Paul: Actually, it was clear to us right away that what they needed was a large space. As in Monika Sosnowska's Atelier project, we covered a lot of emptiness with volume [cf. A&B 04/2020].

Karolina: The clients called this as yet undesigned space a workshop. They didn't want it to be a living room per se, where you sit on a couch by the fireplace, with a view. They preferred to have a large table there to work on, where they could also display books and other objects. Since they collect art, they wanted to be able to display and contemplate it. We eventually named this project Denkraum, or "thinking room."

Paul: The existing old wooden house was, of course, the starting point. The new space is its geometric extension in reinforced concrete construction. With this move, we made the exterior wall of the old châlet now part of the interior.

working models - opening studies in the new volume; in the process, the scaled square window evolved into a panoramic opening, the protruding roof was reduced
evolved into a panoramic opening, the protruding roof was reduced

© Architecture Club

Catherine: From the old house only this wall will remain, will the whole structure of the house stay and be part of the new whole? Are you demolishing anything?

Karolina: Since this wall is a beautiful example of a distinctive Alpine facade, the new building will embrace and protect it. We really liked the fact that suddenly this facade will become the interior wall of the new volume. The only demolition is to undercut this facade along its entire length at ground zero and support it with a concrete and steel beam and a diagonal new wall, the so-called art wall.

Paul: This undercut connects the old part with the new part in the lower level, which, by the way, was not originally wooden at this point, but plastered.

: And what does it look like from a surface perspective: what was the surface area of the house before and what are you aiming for?

Paul: When we started the process, square meters were not specified.
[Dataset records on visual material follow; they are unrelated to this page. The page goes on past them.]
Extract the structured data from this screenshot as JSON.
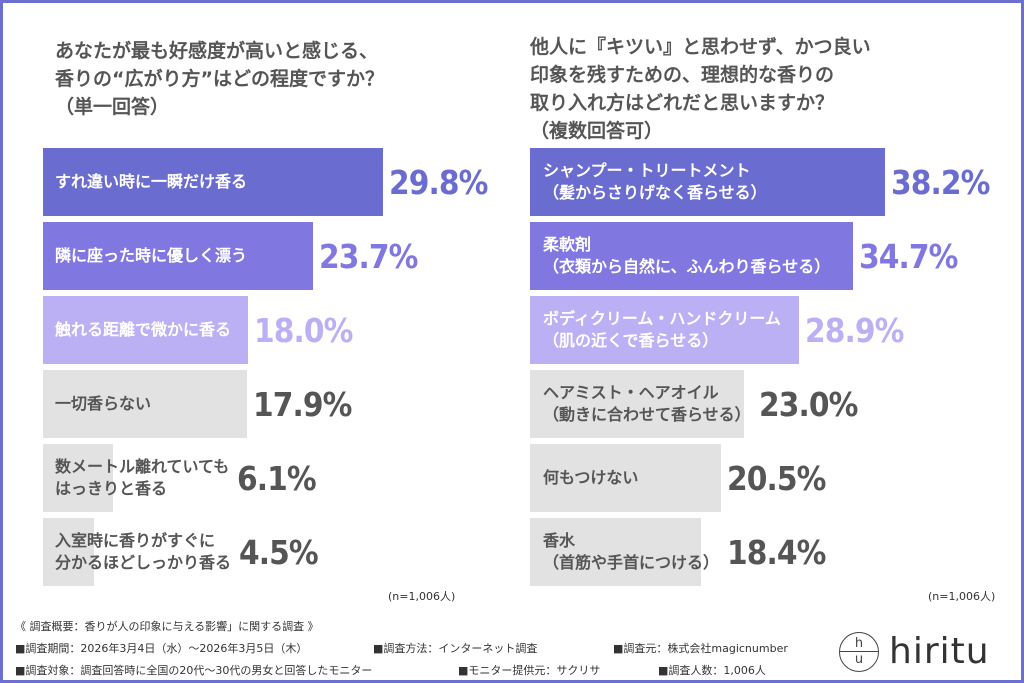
{
  "chart_data": [
    {
      "type": "bar",
      "orientation": "horizontal",
      "title": "あなたが最も好感度が高いと感じる、\n香りの“広がり方”はどの程度ですか？\n（単一回答）",
      "categories": [
        "すれ違い時に一瞬だけ香る",
        "隣に座った時に優しく漂う",
        "触れる距離で微かに香る",
        "一切香らない",
        "数メートル離れていても\nはっきりと香る",
        "入室時に香りがすぐに\n分かるほどしっかり香る"
      ],
      "values": [
        29.8,
        23.7,
        18.0,
        17.9,
        6.1,
        4.5
      ],
      "value_labels": [
        "29.8%",
        "23.7%",
        "18.0%",
        "17.9%",
        "6.1%",
        "4.5%"
      ],
      "bar_colors": [
        "#6b6ccf",
        "#8177e0",
        "#bcb0f5",
        "#e2e2e2",
        "#e2e2e2",
        "#e2e2e2"
      ],
      "label_colors": [
        "#ffffff",
        "#ffffff",
        "#ffffff",
        "#555555",
        "#555555",
        "#555555"
      ],
      "value_colors": [
        "#6b6ccf",
        "#8177e0",
        "#bcb0f5",
        "#555555",
        "#555555",
        "#555555"
      ],
      "note": "(n=1,006人)"
    },
    {
      "type": "bar",
      "orientation": "horizontal",
      "title": "他人に『キツい』と思わせず、かつ良い\n印象を残すための、理想的な香りの\n取り入れ方はどれだと思いますか？\n（複数回答可）",
      "categories": [
        "シャンプー・トリートメント\n（髪からさりげなく香らせる）",
        "柔軟剤\n（衣類から自然に、ふんわり香らせる）",
        "ボディクリーム・ハンドクリーム\n（肌の近くで香らせる）",
        "ヘアミスト・ヘアオイル\n（動きに合わせて香らせる）",
        "何もつけない",
        "香水\n（首筋や手首につける）"
      ],
      "values": [
        38.2,
        34.7,
        28.9,
        23.0,
        20.5,
        18.4
      ],
      "value_labels": [
        "38.2%",
        "34.7%",
        "28.9%",
        "23.0%",
        "20.5%",
        "18.4%"
      ],
      "bar_colors": [
        "#6b6ccf",
        "#8177e0",
        "#bcb0f5",
        "#e2e2e2",
        "#e2e2e2",
        "#e2e2e2"
      ],
      "label_colors": [
        "#ffffff",
        "#ffffff",
        "#ffffff",
        "#555555",
        "#555555",
        "#555555"
      ],
      "value_colors": [
        "#6b6ccf",
        "#8177e0",
        "#bcb0f5",
        "#555555",
        "#555555",
        "#555555"
      ],
      "note": "(n=1,006人)"
    }
  ],
  "footer": {
    "title": "《 調査概要：香りが人の印象に与える影響」に関する調査 》",
    "period": "■調査期間：2026年3月4日（水）～2026年3月5日（木）",
    "method": "■調査方法：インターネット調査",
    "source": "■調査元：株式会社magicnumber",
    "target": "■調査対象：調査回答時に全国の20代～30代の男女と回答したモニター",
    "provider": "■モニター提供元：サクリサ",
    "count": "■調査人数：1,006人"
  },
  "logo": {
    "mark_top": "h",
    "mark_bottom": "u",
    "word": "hiritu"
  },
  "colors": {
    "frame": "#6b6fd0"
  }
}
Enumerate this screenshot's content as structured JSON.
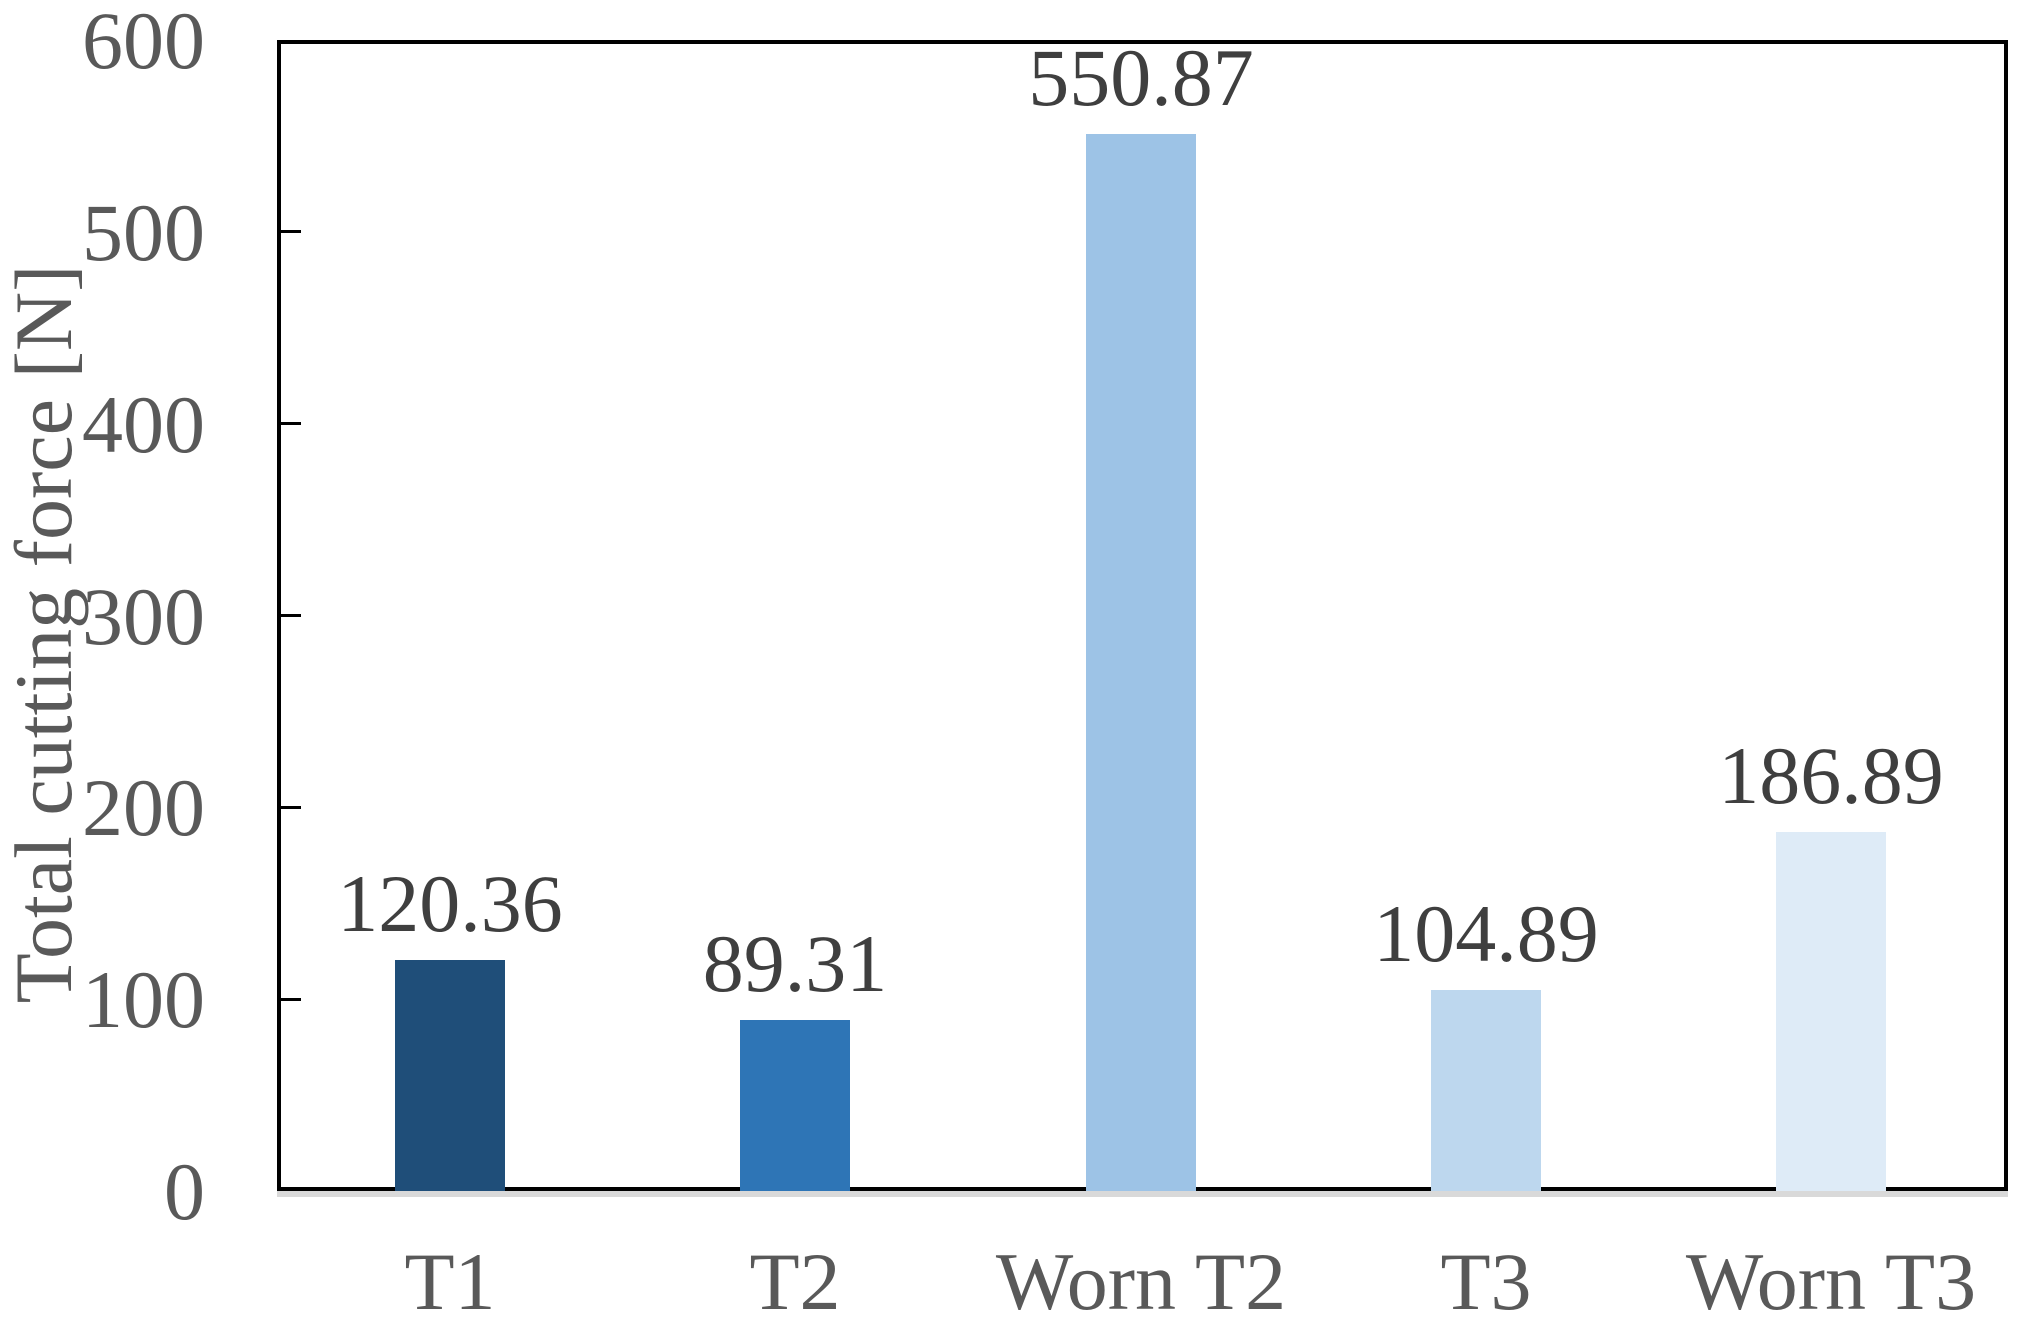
{
  "chart_data": {
    "type": "bar",
    "title": "",
    "xlabel": "",
    "ylabel": "Total cutting force [N]",
    "categories": [
      "T1",
      "T2",
      "Worn T2",
      "T3",
      "Worn T3"
    ],
    "values": [
      120.36,
      89.31,
      550.87,
      104.89,
      186.89
    ],
    "data_labels": [
      "120.36",
      "89.31",
      "550.87",
      "104.89",
      "186.89"
    ],
    "bar_colors": [
      "#1f4e79",
      "#2e75b6",
      "#9dc3e6",
      "#bdd7ee",
      "#deebf7"
    ],
    "ylim": [
      0,
      600
    ],
    "yticks": [
      0,
      100,
      200,
      300,
      400,
      500,
      600
    ],
    "ytick_labels": [
      "0",
      "100",
      "200",
      "300",
      "400",
      "500",
      "600"
    ],
    "grid": false,
    "legend": false,
    "colors": {
      "axis_text": "#595959",
      "value_label": "#3f3f3f",
      "axis_line": "#000000",
      "baseline_shadow": "#d9d9d9",
      "background": "#ffffff"
    }
  }
}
We presented three proposals to the investors, including two with a much smaller volume, but in the end the most radical one prevailed.

Karolina: It was also the first intuitive solution. Later, we proposed two more completely different concepts to see if this was indeed the most appropriate idea.
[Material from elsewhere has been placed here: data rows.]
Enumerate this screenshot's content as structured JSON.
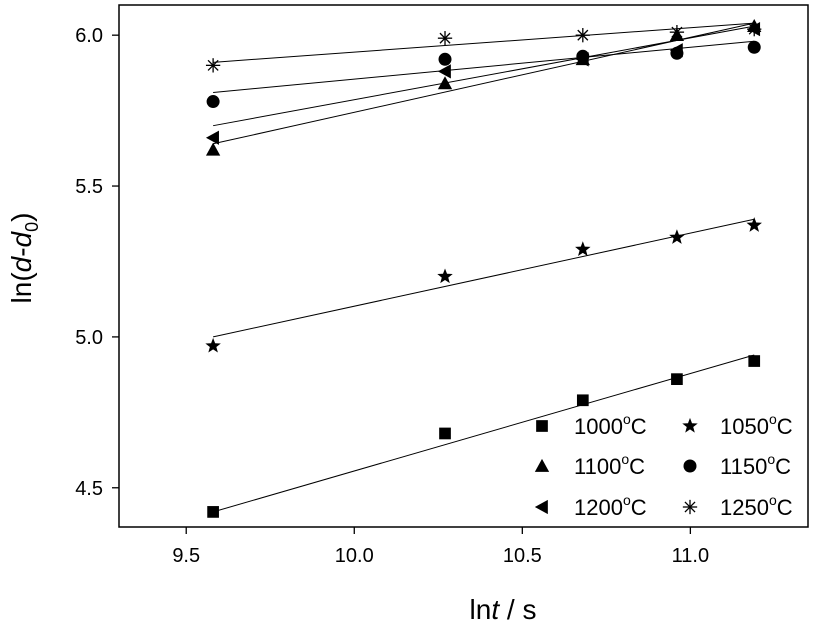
{
  "chart_data": {
    "type": "scatter",
    "xlabel": {
      "prefix": "ln",
      "var": "t",
      "suffix": " / s"
    },
    "ylabel": {
      "prefix": "ln(",
      "var1": "d",
      "mid": "-",
      "var2": "d",
      "sub": "0",
      "suffix": ")"
    },
    "xlim": [
      9.3,
      11.35
    ],
    "ylim": [
      4.37,
      6.1
    ],
    "x_ticks": [
      9.5,
      10.0,
      10.5,
      11.0
    ],
    "x_tick_labels": [
      "9.5",
      "10.0",
      "10.5",
      "11.0"
    ],
    "y_ticks": [
      4.5,
      5.0,
      5.5,
      6.0
    ],
    "y_tick_labels": [
      "4.5",
      "5.0",
      "5.5",
      "6.0"
    ],
    "grid": false,
    "legend_position": "bottom-right",
    "series": [
      {
        "name": "1000°C",
        "label": {
          "num": "1000",
          "deg": "o",
          "unit": "C"
        },
        "marker": "square",
        "x": [
          9.58,
          10.27,
          10.68,
          10.96,
          11.19
        ],
        "y": [
          4.42,
          4.68,
          4.79,
          4.86,
          4.92
        ],
        "fit": {
          "x": [
            9.58,
            11.19
          ],
          "y": [
            4.42,
            4.94
          ]
        }
      },
      {
        "name": "1050°C",
        "label": {
          "num": "1050",
          "deg": "o",
          "unit": "C"
        },
        "marker": "star",
        "x": [
          9.58,
          10.27,
          10.68,
          10.96,
          11.19
        ],
        "y": [
          4.97,
          5.2,
          5.29,
          5.33,
          5.37
        ],
        "fit": {
          "x": [
            9.58,
            11.19
          ],
          "y": [
            5.0,
            5.39
          ]
        }
      },
      {
        "name": "1100°C",
        "label": {
          "num": "1100",
          "deg": "o",
          "unit": "C"
        },
        "marker": "triangle",
        "x": [
          9.58,
          10.27,
          10.68,
          10.96,
          11.19
        ],
        "y": [
          5.62,
          5.84,
          5.92,
          6.0,
          6.03
        ],
        "fit": {
          "x": [
            9.58,
            11.19
          ],
          "y": [
            5.64,
            6.04
          ]
        }
      },
      {
        "name": "1150°C",
        "label": {
          "num": "1150",
          "deg": "o",
          "unit": "C"
        },
        "marker": "circle",
        "x": [
          9.58,
          10.27,
          10.68,
          10.96,
          11.19
        ],
        "y": [
          5.78,
          5.92,
          5.93,
          5.94,
          5.96
        ],
        "fit": {
          "x": [
            9.58,
            11.19
          ],
          "y": [
            5.81,
            5.98
          ]
        }
      },
      {
        "name": "1200°C",
        "label": {
          "num": "1200",
          "deg": "o",
          "unit": "C"
        },
        "marker": "triangle-left",
        "x": [
          9.58,
          10.27,
          10.68,
          10.96,
          11.19
        ],
        "y": [
          5.66,
          5.88,
          5.92,
          5.95,
          6.02
        ],
        "fit": {
          "x": [
            9.58,
            11.19
          ],
          "y": [
            5.7,
            6.03
          ]
        }
      },
      {
        "name": "1250°C",
        "label": {
          "num": "1250",
          "deg": "o",
          "unit": "C"
        },
        "marker": "asterisk",
        "x": [
          9.58,
          10.27,
          10.68,
          10.96,
          11.19
        ],
        "y": [
          5.9,
          5.99,
          6.0,
          6.01,
          6.02
        ],
        "fit": {
          "x": [
            9.58,
            11.19
          ],
          "y": [
            5.91,
            6.04
          ]
        }
      }
    ]
  }
}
Paul: Originally the living room was roughly sixty square meters, and we added more than eighty to it. However, the most important thing was the height. From a room that is 2.4 meters high, we enter a two-story space that is locally as high as seven meters.

Karolina: It was crucial to find the right proportion between the existing living room and its new part.

A view of the wooden facade that became the inner wall of the Denkraum; a radical undercut in the first floor,
supported by a concrete beam, allows a seamless connection between the new and old parts of the house

© Architecture Club

Catherine: That is, a new house is actually being built, not just a new wing. This is a radical remodeling. You probably won't be able to live there during the construction work.

Paul: Definitely not. This is, as you say, a radical remodeling.

Karolina: This project is a battle against gravity, or rather an attempt to find the perfect balance of natural forces. The extension structurally includes a stone basement, and the above-ground part levitates above the slope. It's a physical counterweight so that, without weighing down the wooden structure, we achieve the maximum overhang. At the same time, the old house is protected, because the biggest intervention takes place underground, in the masonry part.

Paul: The client's dream was to open the window, sit on the edge of the jib and swing his legs. The mass of the old basement allowed us to extend the new volume above the slope without the need to support it. We want to pour the exposed concrete overhang directly on the soil coming from the excavation. Its texture will thus be very organic, just like the rock on which the house sits.